Former Treasury Secretary Larry Summers said Wednesday the March CPI report raises the odds that the Fed will hike rates.
“You have to take seriously the possibility that the next rate move will be upwards rather than downwards,” Summers said in a Bloomberg TV interview Wednesday.
Summers was one of a handful of economists who correctly argued back in 2021 that inflation wasn’t transitory, as Fed officials had categorized it, and rather was more widespread and would prove to not be temporary.
Since Wednesday’s CPI report, economists from major banks including UBS, Barclays, Goldman Sachs and Bank of America have all pushed back their forecasts as to the timing of the first rate cut.
Bank of America economists, for instance, are now predicting only one rate cut this year, in December. Previously they called for as many as four, with the first coming as soon as March.

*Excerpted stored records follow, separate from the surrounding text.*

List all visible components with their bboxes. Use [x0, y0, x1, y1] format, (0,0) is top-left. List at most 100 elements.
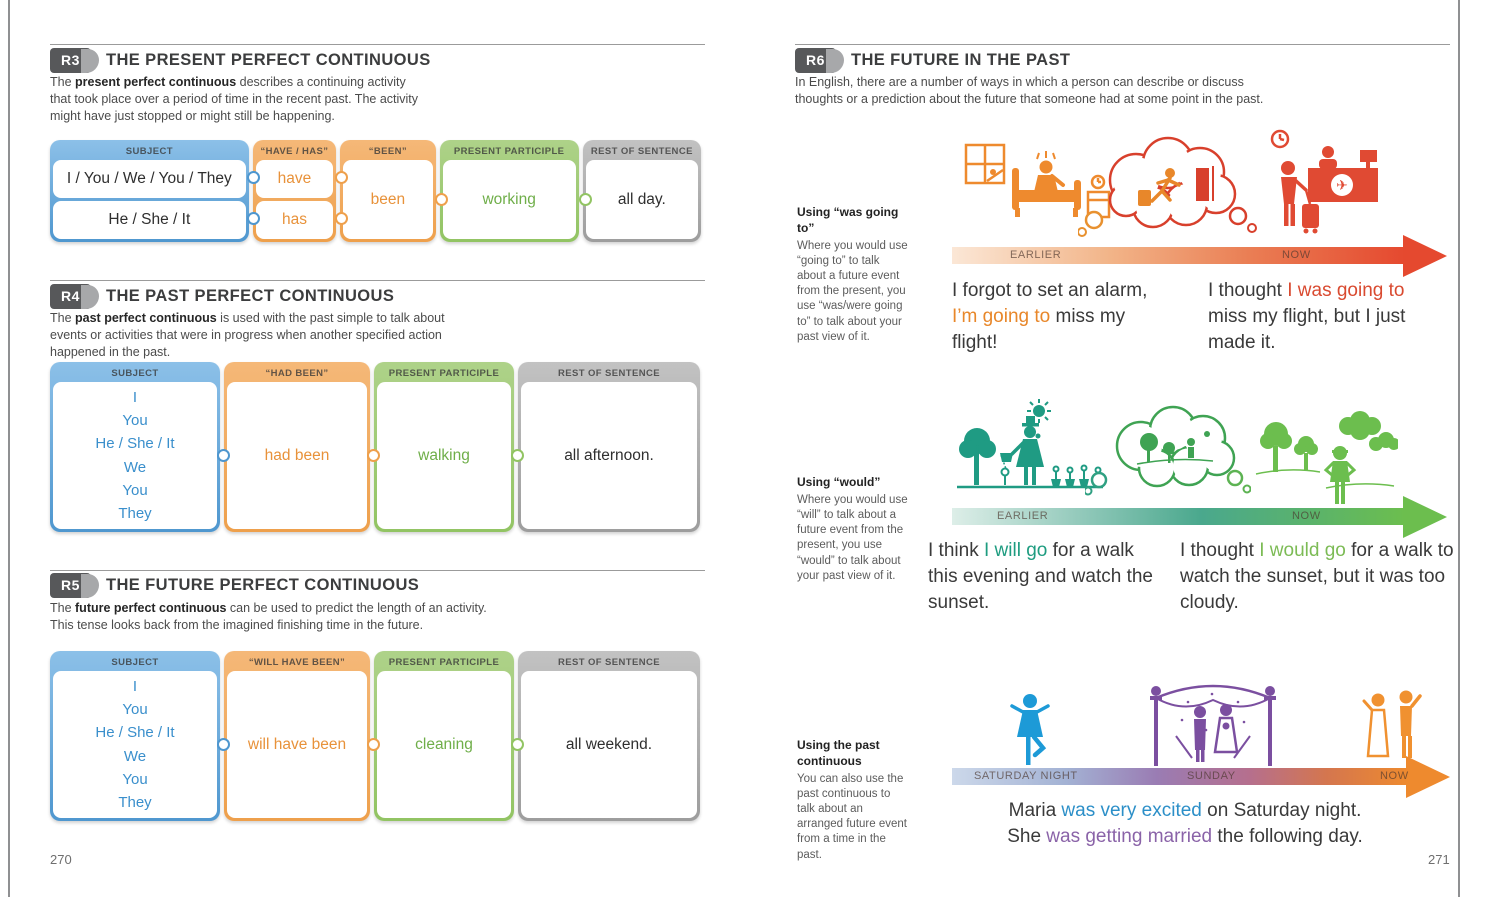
puzzle-r3: SUBJECT I / You / We / You / They He / S…: [50, 140, 701, 242]
timeline-label-now: NOW: [1380, 770, 1409, 782]
puzzle-knob: [367, 738, 380, 751]
puzzle-r3-participle-column: PRESENT PARTICIPLE working: [439, 140, 579, 242]
thought-bubble-missing-flight: [1078, 136, 1257, 237]
timeline-arrowhead: [1403, 235, 1447, 277]
timeline-earlier-now-orange: EARLIER NOW: [952, 235, 1447, 277]
badge-r5: R5: [50, 573, 99, 598]
timeline-earlier-now-green: EARLIER NOW: [952, 496, 1447, 538]
desc-r6: In English, there are a number of ways i…: [795, 75, 1264, 106]
cell-subject-row2: He / She / It: [53, 201, 246, 239]
puzzle-r5-aux-column: “WILL HAVE BEEN” will have been: [224, 651, 370, 821]
desc-r3-bold: present perfect continuous: [75, 75, 237, 89]
rule-r3: [50, 44, 705, 45]
puzzle-r4-subject-column: SUBJECT I You He / She / It We You They: [50, 362, 220, 532]
note-would: Using “would” Where you would use “will”…: [797, 475, 909, 584]
sentence-part: the following day.: [1212, 826, 1363, 848]
puzzle-knob: [511, 449, 524, 462]
puzzle-r4-rest-column: REST OF SENTENCE all afternoon.: [518, 362, 700, 532]
band-subject: SUBJECT: [111, 368, 159, 379]
timeline-label-sunday: SUNDAY: [1187, 770, 1236, 782]
airport-check-in-illustration: ✈: [1270, 129, 1378, 234]
right-page-edge: [1458, 0, 1460, 897]
note-body: Where you would use “will” to talk about…: [797, 493, 908, 582]
timeline-bar: [952, 247, 1405, 264]
subject-line: You: [122, 412, 148, 429]
cell-subject-multiline: I You He / She / It We You They: [53, 671, 217, 818]
puzzle-r3-been-column: “BEEN” been: [340, 140, 436, 242]
wedding-ceremony-illustration: [1150, 684, 1276, 766]
sentence-highlight: was very excited: [1061, 800, 1202, 821]
sentence-thought-walk: I thought I would go for a walk to watch…: [1180, 538, 1454, 617]
cell-participle: working: [442, 160, 576, 239]
timeline-label-now: NOW: [1282, 249, 1311, 261]
puzzle-knob: [335, 212, 348, 225]
puzzle-knob: [335, 171, 348, 184]
puzzle-knob: [367, 449, 380, 462]
timeline-label-now: NOW: [1292, 510, 1321, 522]
sentence-highlight: was getting married: [1046, 826, 1213, 848]
sentence-highlight: I will go: [983, 540, 1048, 561]
cell-aux: will have been: [227, 671, 367, 818]
subject-line: We: [123, 458, 147, 476]
note-past-continuous: Using the past continuous You can also u…: [797, 738, 909, 863]
puzzle-knob: [579, 193, 592, 206]
band-aux: “HAD BEEN”: [265, 368, 329, 379]
puzzle-knob: [435, 193, 448, 206]
title-r3: THE PRESENT PERFECT CONTINUOUS: [106, 51, 431, 69]
title-r5: THE FUTURE PERFECT CONTINUOUS: [106, 576, 420, 594]
timeline-label-earlier: EARLIER: [1010, 249, 1062, 261]
rule-r5: [50, 570, 705, 571]
cell-rest: all day.: [585, 160, 698, 239]
subject-line: He / She / It: [95, 435, 175, 453]
note-body: You can also use the past continuous to …: [797, 772, 907, 861]
cell-participle: cleaning: [377, 671, 511, 818]
band-rest: REST OF SENTENCE: [558, 657, 660, 668]
rule-r4: [50, 280, 705, 281]
puzzle-knob: [217, 449, 230, 462]
cell-rest: all afternoon.: [521, 382, 697, 529]
sentence-maria: Maria was very excited on Saturday night…: [950, 798, 1420, 850]
sentence-highlight: I’m going to: [952, 306, 1051, 328]
badge-r6: R6: [795, 48, 844, 73]
desc-r3: The present perfect continuous describes…: [50, 74, 422, 125]
puzzle-r5-participle-column: PRESENT PARTICIPLE cleaning: [374, 651, 514, 821]
puzzle-r3-rest-column: REST OF SENTENCE all day.: [582, 140, 701, 242]
timeline-arrowhead: [1406, 756, 1450, 798]
sentence-forgot-alarm: I forgot to set an alarm, I’m going to m…: [952, 278, 1157, 357]
band-subject: SUBJECT: [125, 146, 173, 157]
cell-subject-row1: I / You / We / You / They: [53, 160, 246, 198]
sentence-highlight: I was going to: [1287, 280, 1405, 301]
puzzle-knob: [217, 738, 230, 751]
puzzle-knob: [247, 212, 260, 225]
desc-r4-bold: past perfect continuous: [75, 311, 217, 325]
puzzle-r4-aux-column: “HAD BEEN” had been: [224, 362, 370, 532]
sentence-part: I thought: [1180, 540, 1260, 561]
subject-line: I: [132, 388, 138, 406]
note-was-going-to: Using “was going to” Where you would use…: [797, 205, 909, 345]
sentence-part: She: [1007, 826, 1047, 848]
cell-has: has: [255, 201, 334, 239]
desc-r5: The future perfect continuous can be use…: [50, 600, 510, 634]
note-title: Using “would”: [797, 475, 881, 489]
band-have-has: “HAVE / HAS”: [260, 146, 329, 157]
waking-up-in-bed-illustration: [964, 143, 1111, 219]
sentence-part: on Saturday night.: [1201, 800, 1362, 821]
sentence-think-walk: I think I will go for a walk this evenin…: [928, 538, 1165, 617]
timeline-arrowhead: [1403, 496, 1447, 538]
sentence-part: I forgot to set an alarm,: [952, 280, 1148, 301]
sentence-highlight: I would go: [1259, 540, 1346, 561]
subject-line: You: [122, 770, 148, 788]
timeline-label-earlier: EARLIER: [997, 510, 1049, 522]
puzzle-knob: [511, 738, 524, 751]
cell-have: have: [255, 160, 334, 198]
desc-r3-rest: describes a continuing activity that too…: [50, 75, 419, 123]
sentence-part: for a walk to watch the sunset, but it w…: [1180, 540, 1454, 614]
subject-line: He / She / It: [95, 724, 175, 742]
page-number-left: 270: [50, 852, 72, 867]
band-subject: SUBJECT: [111, 657, 159, 668]
band-rest: REST OF SENTENCE: [558, 368, 660, 379]
band-participle: PRESENT PARTICIPLE: [388, 368, 500, 379]
puzzle-r5-subject-column: SUBJECT I You He / She / It We You They: [50, 651, 220, 821]
note-body: Where you would use “going to” to talk a…: [797, 239, 908, 343]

“2024 is starting to look like 2015, but in reverse. Then the Fed signaled hikes it could not deliver; now the Fed may be signaling cuts that the inflation data do not justify,” they said in a note Thursday.
The timing of that first rate cut is critical because if the Fed cuts too soon, it risks locking in inflation at a high level. If the central bank cuts too late, it could unnecessarily damage the economy. That’s why the Fed is waiting for more data before making any conclusions about the economy, including whether inflation has indeed stalled.